= Dimple Mehta =

British-Indian fashion designer

Dimple Mehta is a British-Indian fashion designer and creative director known for her work in couture fashion. She is the founder and head designer of her eponymous luxury bridal and occasion wear label, Dimple Mehta (formerly known as Dimple Amrin).

== Biography ==
Mehta was born in London and spent part of her early life in Europe, including Belgium, before later relocating to India.

Mehta began her involvement in fashion design in 1996, initially designing garments on a small scale before entering the commercial fashion industry more formally in the early 2010s. She launched couture brand "Dimple Mehta" reportedly around 2011–2012 in Mumbai.

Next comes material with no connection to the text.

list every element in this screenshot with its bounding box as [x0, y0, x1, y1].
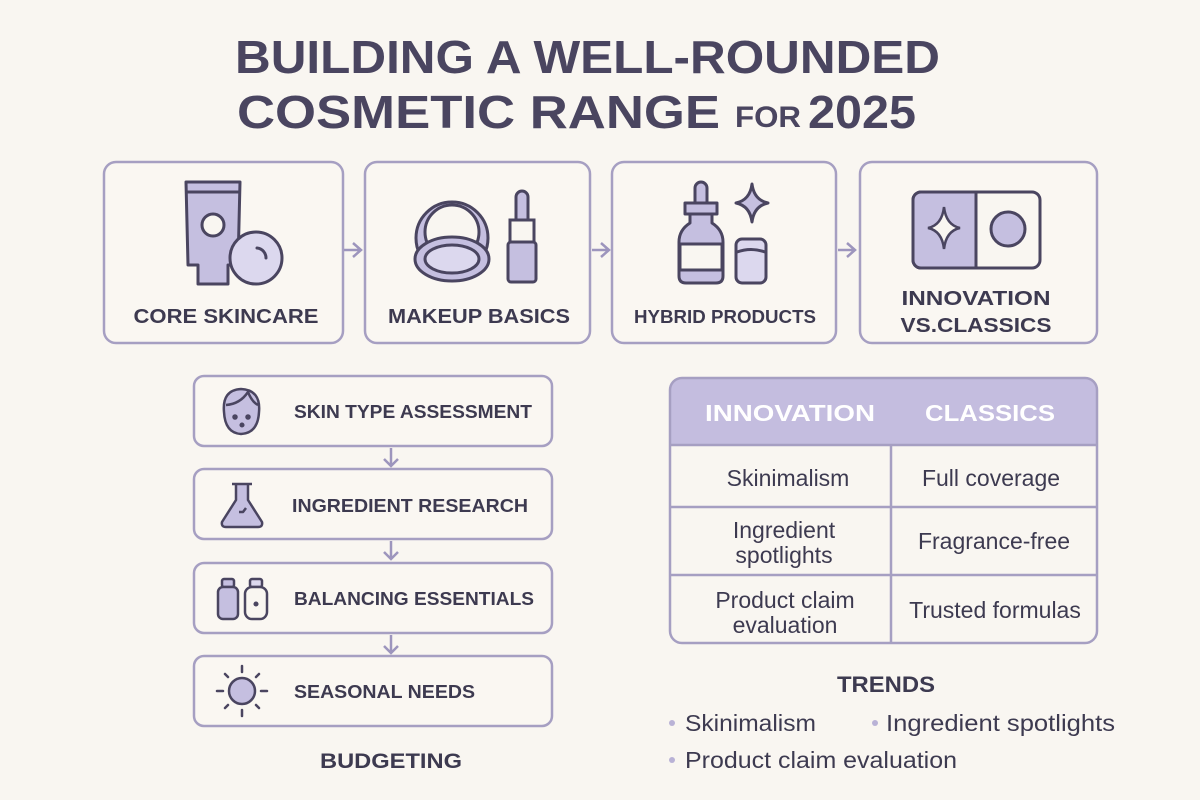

Mehta has presented her collections at various fashion events, including international fashion weeks such as those held in New York, London, Paris, and Dubai. In 2018 and 2019, Mehta received media attention for her mixed-media couture gowns showcased at the Cannes Film Festival. These collections reportedly featured intricate hand-painting, resham embroidery, and bead embellishments designed as tributes to the late Indian actress Sridevi and fashion designer Karl Lagerfeld.

Aside from her work in bridal design, Mehta works as a stylist and creative director for music videos, short films, and international beauty pageants. Since 2018, she has been involved in the styling, grooming, and mentorship of contestants for national and international competitions, including Miss Universe India.